Started in Knoxville, TN, the Hands Off Appalachia Campaign has spent two years engaging with UBS about their funding of the destruction of Appalachian through this extreme form of strip mining. HOA has organized dozens of actions and protests at local UBS offices all over Appalachia and the Southeast.

This summer, HOA escalated their campaign against UBS when three organizers blocked the entrance to the Knoxville UBS branch, the point of inception for the campaign. This action was the thirty third time in sixteen months that campaign organizers had visited that office.
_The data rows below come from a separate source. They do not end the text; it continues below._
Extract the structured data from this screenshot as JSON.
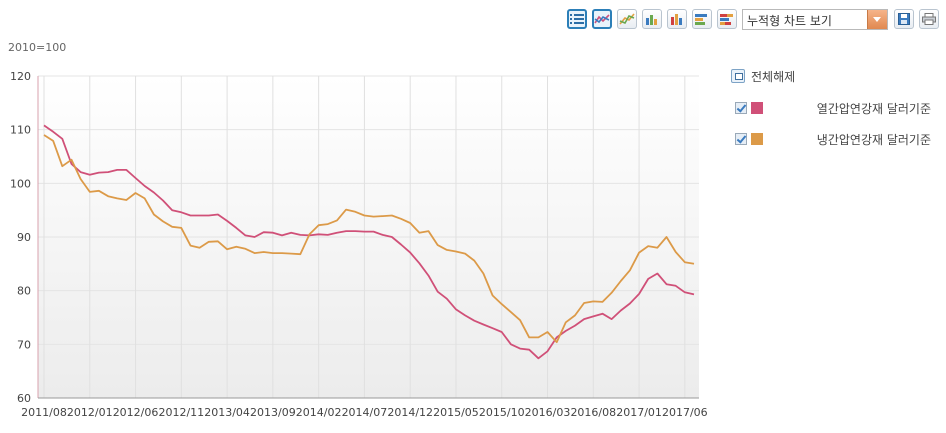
{
  "toolbar": {
    "buttons": [
      {
        "name": "list-view-icon",
        "active": true
      },
      {
        "name": "line-chart-icon",
        "active": true
      },
      {
        "name": "stacked-line-icon",
        "active": false
      },
      {
        "name": "bar-chart-icon",
        "active": false
      },
      {
        "name": "stacked-bar-icon",
        "active": false
      },
      {
        "name": "horizontal-bar-icon",
        "active": false
      },
      {
        "name": "stacked-horizontal-bar-icon",
        "active": false
      }
    ],
    "chart_type_select": "누적형 차트 보기",
    "save_icon": "save-icon",
    "print_icon": "print-icon"
  },
  "unit_label": "2010=100",
  "legend": {
    "clear_all": "전체해제",
    "items": [
      {
        "label": "열간압연강재 달러기준",
        "color": "#d05078",
        "checked": true
      },
      {
        "label": "냉간압연강재 달러기준",
        "color": "#dc9a48",
        "checked": true
      }
    ]
  },
  "chart_data": {
    "type": "line",
    "title": "",
    "xlabel": "",
    "ylabel": "2010=100",
    "ylim": [
      60,
      120
    ],
    "yticks": [
      60,
      70,
      80,
      90,
      100,
      110,
      120
    ],
    "grid": true,
    "legend_position": "right",
    "x_tick_labels": [
      "2011/08",
      "2012/01",
      "2012/06",
      "2012/11",
      "2013/04",
      "2013/09",
      "2014/02",
      "2014/07",
      "2014/12",
      "2015/05",
      "2015/10",
      "2016/03",
      "2016/08",
      "2017/01",
      "2017/06"
    ],
    "x": [
      "2011/08",
      "2011/09",
      "2011/10",
      "2011/11",
      "2011/12",
      "2012/01",
      "2012/02",
      "2012/03",
      "2012/04",
      "2012/05",
      "2012/06",
      "2012/07",
      "2012/08",
      "2012/09",
      "2012/10",
      "2012/11",
      "2012/12",
      "2013/01",
      "2013/02",
      "2013/03",
      "2013/04",
      "2013/05",
      "2013/06",
      "2013/07",
      "2013/08",
      "2013/09",
      "2013/10",
      "2013/11",
      "2013/12",
      "2014/01",
      "2014/02",
      "2014/03",
      "2014/04",
      "2014/05",
      "2014/06",
      "2014/07",
      "2014/08",
      "2014/09",
      "2014/10",
      "2014/11",
      "2014/12",
      "2015/01",
      "2015/02",
      "2015/03",
      "2015/04",
      "2015/05",
      "2015/06",
      "2015/07",
      "2015/08",
      "2015/09",
      "2015/10",
      "2015/11",
      "2015/12",
      "2016/01",
      "2016/02",
      "2016/03",
      "2016/04",
      "2016/05",
      "2016/06",
      "2016/07",
      "2016/08",
      "2016/09",
      "2016/10",
      "2016/11",
      "2016/12",
      "2017/01",
      "2017/02",
      "2017/03",
      "2017/04",
      "2017/05",
      "2017/06",
      "2017/07"
    ],
    "series": [
      {
        "name": "열간압연강재 달러기준",
        "color": "#d05078",
        "values": [
          110.8,
          109.6,
          108.3,
          103.6,
          102.1,
          101.6,
          102.0,
          102.1,
          102.5,
          102.5,
          101.0,
          99.5,
          98.3,
          96.8,
          95.0,
          94.6,
          94.0,
          94.0,
          94.0,
          94.2,
          93.0,
          91.7,
          90.3,
          90.0,
          90.9,
          90.8,
          90.3,
          90.8,
          90.4,
          90.3,
          90.5,
          90.4,
          90.8,
          91.1,
          91.1,
          91.0,
          91.0,
          90.4,
          90.0,
          88.6,
          87.1,
          85.1,
          82.8,
          79.8,
          78.5,
          76.5,
          75.4,
          74.4,
          73.7,
          73.0,
          72.3,
          70.0,
          69.2,
          69.0,
          67.4,
          68.7,
          71.3,
          72.5,
          73.5,
          74.7,
          75.2,
          75.7,
          74.7,
          76.3,
          77.6,
          79.4,
          82.2,
          83.2,
          81.2,
          80.9,
          79.7,
          79.3
        ]
      },
      {
        "name": "냉간압연강재 달러기준",
        "color": "#dc9a48",
        "values": [
          109.0,
          107.9,
          103.2,
          104.4,
          100.8,
          98.4,
          98.6,
          97.6,
          97.2,
          96.9,
          98.2,
          97.2,
          94.2,
          92.9,
          91.9,
          91.7,
          88.4,
          88.0,
          89.1,
          89.2,
          87.7,
          88.2,
          87.8,
          87.0,
          87.2,
          87.0,
          87.0,
          86.9,
          86.8,
          90.5,
          92.2,
          92.4,
          93.1,
          95.1,
          94.7,
          94.0,
          93.8,
          93.9,
          94.0,
          93.4,
          92.6,
          90.8,
          91.1,
          88.5,
          87.6,
          87.3,
          86.9,
          85.6,
          83.2,
          79.1,
          77.5,
          76.0,
          74.5,
          71.3,
          71.3,
          72.3,
          70.4,
          74.1,
          75.4,
          77.7,
          78.0,
          77.9,
          79.6,
          81.8,
          83.8,
          87.1,
          88.3,
          88.0,
          90.0,
          87.2,
          85.3,
          85.0
        ]
      }
    ]
  }
}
On the heels of that action followed a blockade at UBS’ North American Headquarters in Stamford, Connecticut. There, four organizers with Hands Off Appalachia and Capitalism vs. the Climate, a climate justice direct action group based in Connecticut, took a stand against UBS in solidarity with communities in Appalachia. This action launched the northeast leg of our campaign against UBS.  Yesterday, activists with the campaign picketed UBS’s Parade Spectacular in Stamford, handing out leaflets and displaying a large banner reading “UBS Stop Funding Mountaintop Removal.”